Sum of SAM and SAH: When the sum of SAM and SAH is below 268
micromoles per deciliter, it appears to suggest the presence of
upregulating polymorphisms in the cystathione beta synthase (CBS)
enzyme, though this may not be true in every case.
Ratio of SAM to SAH: A ratio less than about 4.5 also represents low
methylation capacity. Both the concentration of SAM and the ratio of
concentrations of SAM to SAH are important in determining the
5-CH3-THF: This is a measure of the concentration of 5-methyl
tetrahydrofolate in the blood plasma. It is normally the most
abundant form of folate in the blood plasma. It is the form that
serves as a reactant for the enzyme methionine synthase, and is thus
the most important form for the methylation cycle. Many PWCs have a
low value, consistent with a partial block in the methylation cycle.

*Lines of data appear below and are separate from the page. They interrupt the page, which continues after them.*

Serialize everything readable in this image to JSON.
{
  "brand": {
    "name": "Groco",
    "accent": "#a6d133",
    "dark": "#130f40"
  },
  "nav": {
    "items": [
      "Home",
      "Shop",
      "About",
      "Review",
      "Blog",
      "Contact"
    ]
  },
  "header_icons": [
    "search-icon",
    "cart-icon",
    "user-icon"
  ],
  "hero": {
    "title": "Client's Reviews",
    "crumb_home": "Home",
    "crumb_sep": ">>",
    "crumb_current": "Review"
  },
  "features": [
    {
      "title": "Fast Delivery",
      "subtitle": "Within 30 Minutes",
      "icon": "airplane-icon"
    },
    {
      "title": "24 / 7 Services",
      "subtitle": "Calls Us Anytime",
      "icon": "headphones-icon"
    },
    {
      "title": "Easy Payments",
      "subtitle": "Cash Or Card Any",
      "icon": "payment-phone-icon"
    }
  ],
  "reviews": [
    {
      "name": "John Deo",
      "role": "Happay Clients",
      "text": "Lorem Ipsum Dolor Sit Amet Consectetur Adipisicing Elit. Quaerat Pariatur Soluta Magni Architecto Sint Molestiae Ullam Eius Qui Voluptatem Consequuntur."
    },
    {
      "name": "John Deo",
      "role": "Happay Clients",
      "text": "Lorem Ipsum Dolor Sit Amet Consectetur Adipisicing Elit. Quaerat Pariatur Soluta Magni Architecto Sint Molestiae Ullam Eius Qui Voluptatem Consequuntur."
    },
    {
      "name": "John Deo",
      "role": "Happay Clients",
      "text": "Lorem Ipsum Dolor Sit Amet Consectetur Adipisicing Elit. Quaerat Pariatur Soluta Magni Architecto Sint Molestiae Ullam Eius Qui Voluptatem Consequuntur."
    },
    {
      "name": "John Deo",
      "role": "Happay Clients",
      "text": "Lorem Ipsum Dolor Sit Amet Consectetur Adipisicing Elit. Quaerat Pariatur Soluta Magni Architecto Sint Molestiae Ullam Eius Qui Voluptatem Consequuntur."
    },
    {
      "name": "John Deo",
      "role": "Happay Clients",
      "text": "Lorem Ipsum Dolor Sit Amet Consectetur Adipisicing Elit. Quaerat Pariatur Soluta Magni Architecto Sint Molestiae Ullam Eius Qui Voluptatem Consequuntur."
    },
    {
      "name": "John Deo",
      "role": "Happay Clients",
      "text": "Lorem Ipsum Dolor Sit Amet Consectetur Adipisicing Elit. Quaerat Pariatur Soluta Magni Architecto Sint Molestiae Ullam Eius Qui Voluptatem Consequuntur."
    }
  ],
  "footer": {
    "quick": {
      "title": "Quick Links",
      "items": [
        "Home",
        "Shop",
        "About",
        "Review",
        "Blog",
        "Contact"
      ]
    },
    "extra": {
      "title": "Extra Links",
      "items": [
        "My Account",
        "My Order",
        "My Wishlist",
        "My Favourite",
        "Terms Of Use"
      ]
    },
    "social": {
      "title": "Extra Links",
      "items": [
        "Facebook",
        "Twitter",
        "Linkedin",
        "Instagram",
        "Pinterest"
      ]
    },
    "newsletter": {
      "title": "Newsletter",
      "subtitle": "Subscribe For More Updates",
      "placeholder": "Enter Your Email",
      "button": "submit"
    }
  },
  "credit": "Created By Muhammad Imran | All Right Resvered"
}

The simplified treatment approach includes FolaPro, which is
commercially produced 5-CH3-THF, so that when this treatment is used,
this value rises in nearly every PWC. If the concentration of 5-CH3-
THF is within the reference range, but either SAM or the ratio of SAM
to SAH is below the reference values, it suggests that there is a
partial methylation cycle block and that it is caused by
unavailability of sufficient bioactive B12, rather than
unavailability of sufficient folate. I have seen this frequently,
and I think it demonstrates that the “hijacking” of B12 is the root
cause of most cases of partial methylation cycle block. Usually
glutathione is low in these cases, which is consistent with lack of
protection for B12, as well as with toxin buildup.
10-Formyl-THF: This is a measure of the concentration of 10-formyl
tetrahydrofolate in the blood plasma. It is usually on the low side in PWCs.
This form of folate is involved in reactions to form purines, which
form part of RNA and DNA as well as ATP.
5-Formyl-THF: This is a measure of the concentration of 5-formyl
tetrahydrofolate (also called folinic acid) in the blood plasma.
Most but not all PWCs have a value on the low side. This form is not used
directly as a substrate in one-carbon transfer reactions, but it can
be converted into other forms of folate. It is one of the
supplements in the simplified treatment approach, which helps to
build up various other forms of folate.
THF: This is a measure of the concentration of tetrahydrofolate in
the blood plasma. In PWCs it is lower than the mean normal value of 3.7
nanomoles per liter in most but not all PWCs. This is the
fundamental chemically reduced form of folate from which several
other reduced folate forms are made. The supplement folic acid is
converted into THF by two sequential reactions catalyzed by
dihydrofolate reductase (DHFR). THF is also a product of the
reaction of the methionine synthase enzyme, and it is a reactant in
the reaction that converts formiminoglutamate (figlu) into
glutamate. If figlu is high in the Genova Diagnostics Metabolic
Analysis Profile, it indicates that THF is low.
Folic acid: This is a measure of the concentration of folic acid in
the blood plasma. Low values suggest folic acid deficiency in the
current diet. High values are sometimes associated with inability to
convert folic acid into other forms of folate, such as because of
polymorphisms in the DHFR enzyme. They may also be due to high
supplementation of folic acid.
Folinic acid (WB): This is a measure of the concentration of folinic
acid in the whole blood. See comments on 5-formyl-THF above. It
usually tracks with the plasma 5-formyl-THF concentration.
Folic acid (RBC): This is a measure of the concentration of folic
acid in the red blood cells. The red blood cells import folic acid
when they are initially being formed, but during most of their
approximately four-month life, they do not normally import, export, or use
it. They simply serve as reservoirs for it, giving it up when they
are broken down. Many PWCs have low values. This can be
caused by a low folic acid status in the diet over the previous few
months, since the population of RBCs at any time has ages ranging
from zero to about four months. However, in CFS it can also be
caused by damage to the cell membranes, which allows folic acid to
leak out of the cells. Dr. Audhya reports that treatment with omega-
3 fatty acids can raise this value over time.